O kıssada insanlığın erdemsizliği tercih ettiğinde bildiğin hayvanlaşacağını söyler. Kızınca birbirimize yüksek sesle dediğimiz şey; "Hayvan!" olacağını... Maymun, domuz ne varsa. Aşağılık olacağını. Kendinden düşeceğini. Salt fiziğinin berisinde kalacağını. Bi' gıdım fiziğinden öteye gidemeyeceğini. Ruhsuz. Nalları etine batmış da kendi batağından çıkamamış bir cinnet atı gibi. Nefs nefse hırıltılı...Bir nevi kalp krizi.
İnsan kendini amaçsız bir eğlenceler zincirine vurduğunda böyle oluyor. Bütün bunlar Cumartesi gününün başının altından çıktı. Bazı hayatlar haftanın her günü Cumartesi gibi. Kimi hayatlar da her gün Pazartesi iyi mi?! İnsan karın ağrısı vallahi.
Dediğim gibi bir hafta sonunda yazıyorum bu satırları. Sabahın ilk saatleri, kuşluğa kadar geceye ait bir sessizliği enselemek mümkün. Fakat öyle tahmin ediyorum ki çalışanlarda bir 'yarın Pazartesi suratsızlığı' var. 'Çalışmayan kadınlar' da ne demek? Asıl evde çalışır insan kızı. Hem de ücretsiz, belki karın, kim bilir inşallah gönül tokluğuna. Bitmeyen mesai ile hem de. Mübarek tek başına hizmet sektörü. Hezimet te denilebilir mi bir düşünelim. Yani düşünün bugün tatil. Ve onlar yine iş başında. Evcilik oyununda her bir mızmızın spesiyalini/özel mamasını oluşturmakta. Ha bugün Pazar olunca yarın da Pazartesi oluyor illa. Takvimin farzı bu. Bunu değiştirmek mümkün görünmüyor sevgili mızmız insanlık. Malum Pazar'ın ertesi. Sanki iş olmasa naapacaktık a deccaller? İş hayatın tesellisidir de öte yandan. Bu deccal lafını bu anlamda kullanmayı köylü bir hanımdan öğrendim. Okul dönüşü boşa çıkan yaramaz çocuklarından bahsederken yüzü düşer: "Yine geliyor deccaller!" derdi. Ben bunu çocukların başa çıkılmaz yaramazlıklarını görünce anlamıştım.
Sabah sabah suratları geziyorum. Sabah gözlemi. Ev pispasları heyecansız ve mızmız, sokak pispasları ise ayağına menüsü getirilmemiş bir patron edasında, dibindeki lüks çöp restorana gitmeye üşengeç.
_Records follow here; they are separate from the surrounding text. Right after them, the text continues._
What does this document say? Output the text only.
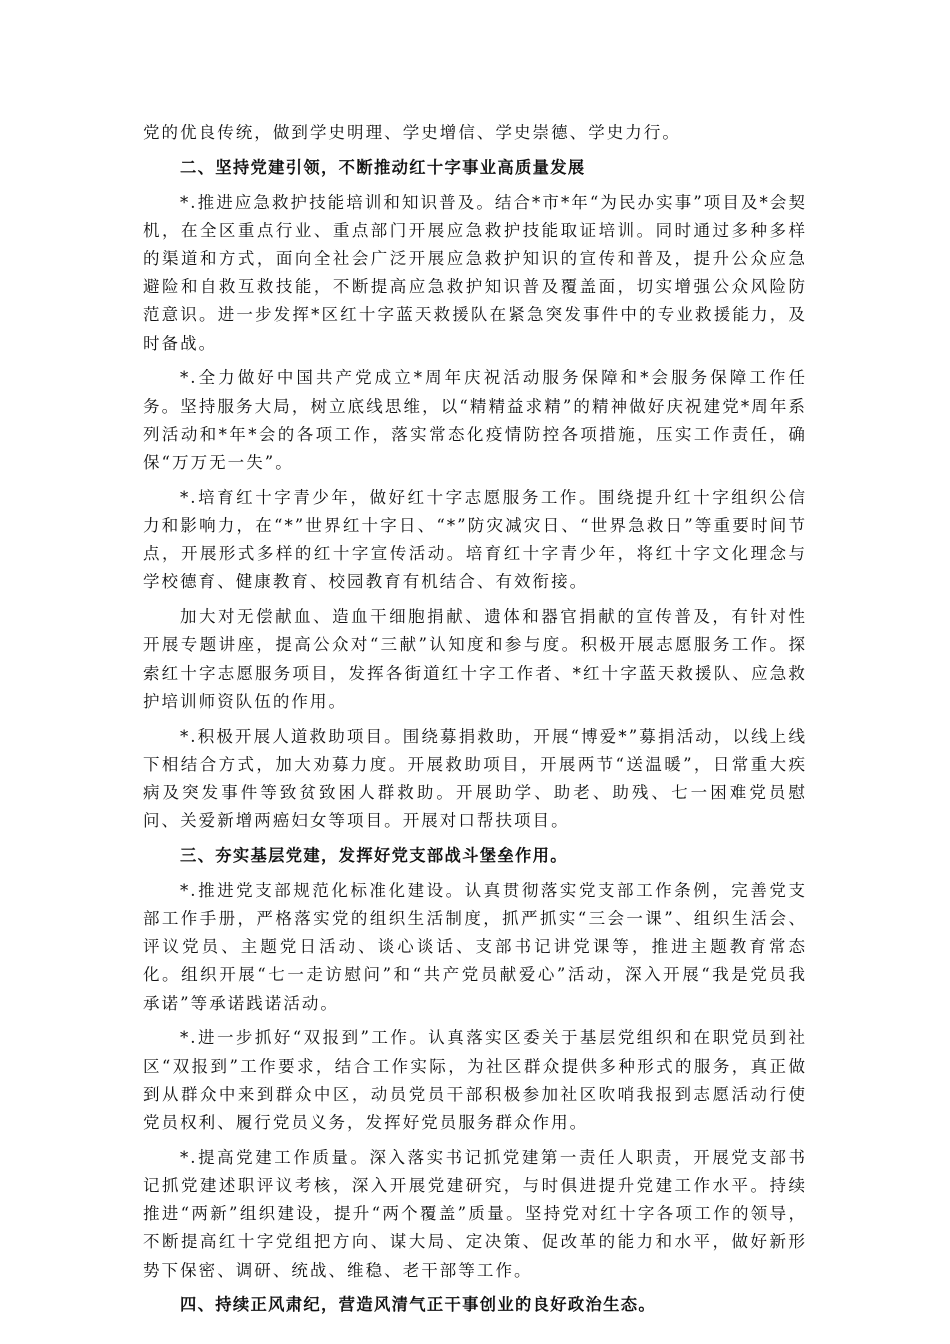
党的优良传统，做到学史明理、学史增信、学史崇德、学史力行。

二、坚持党建引领，不断推动红十字事业高质量发展

*.推进应急救护技能培训和知识普及。结合*市*年“为民办实事”项目及*会契机，在全区重点行业、重点部门开展应急救护技能取证培训。同时通过多种多样的渠道和方式，面向全社会广泛开展应急救护知识的宣传和普及，提升公众应急避险和自救互救技能，不断提高应急救护知识普及覆盖面，切实增强公众风险防范意识。进一步发挥*区红十字蓝天救援队在紧急突发事件中的专业救援能力，及时备战。

*.全力做好中国共产党成立*周年庆祝活动服务保障和*会服务保障工作任务。坚持服务大局，树立底线思维，以“精精益求精”的精神做好庆祝建党*周年系列活动和*年*会的各项工作，落实常态化疫情防控各项措施，压实工作责任，确保“万万无一失”。

*.培育红十字青少年，做好红十字志愿服务工作。围绕提升红十字组织公信力和影响力，在“*”世界红十字日、“*”防灾减灾日、“世界急救日”等重要时间节点，开展形式多样的红十字宣传活动。培育红十字青少年，将红十字文化理念与学校德育、健康教育、校园教育有机结合、有效衔接。

加大对无偿献血、造血干细胞捐献、遗体和器官捐献的宣传普及，有针对性开展专题讲座，提高公众对“三献”认知度和参与度。积极开展志愿服务工作。探索红十字志愿服务项目，发挥各街道红十字工作者、*红十字蓝天救援队、应急救护培训师资队伍的作用。

*.积极开展人道救助项目。围绕募捐救助，开展“博爱*”募捐活动，以线上线下相结合方式，加大劝募力度。开展救助项目，开展两节“送温暖”，日常重大疾病及突发事件等致贫致困人群救助。开展助学、助老、助残、七一困难党员慰问、关爱新增两癌妇女等项目。开展对口帮扶项目。

三、夯实基层党建，发挥好党支部战斗堡垒作用。

*.推进党支部规范化标准化建设。认真贯彻落实党支部工作条例，完善党支部工作手册，严格落实党的组织生活制度，抓严抓实“三会一课”、组织生活会、评议党员、主题党日活动、谈心谈话、支部书记讲党课等，推进主题教育常态化。组织开展“七一走访慰问”和“共产党员献爱心”活动，深入开展“我是党员我承诺”等承诺践诺活动。

*.进一步抓好“双报到”工作。认真落实区委关于基层党组织和在职党员到社区“双报到”工作要求，结合工作实际，为社区群众提供多种形式的服务，真正做到从群众中来到群众中区，动员党员干部积极参加社区吹哨我报到志愿活动行使党员权利、履行党员义务，发挥好党员服务群众作用。

*.提高党建工作质量。深入落实书记抓党建第一责任人职责，开展党支部书记抓党建述职评议考核，深入开展党建研究，与时俱进提升党建工作水平。持续推进“两新”组织建设，提升“两个覆盖”质量。坚持党对红十字各项工作的领导，不断提高红十字党组把方向、谋大局、定决策、促改革的能力和水平，做好新形势下保密、调研、统战、维稳、老干部等工作。

四、持续正风肃纪，营造风清气正干事创业的良好政治生态。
Uygarlığın huysuzluğu onların tüylerine de sirayet etmiş.
Canlılara ne oluyor böyle? Yaşamak mı istemiyorlar, yaşamak diye bir şey var da onu mu bilmiyorlar...Eşya daha canlı sanki onlardan.
Hem Pazartesi bende daima bir heyecana tekabül eder. Besmele gibidir. Başlangıçtır. İlktir. Öncüdür. Cuma'ya kadar elele ha hayret, ha gayrettir.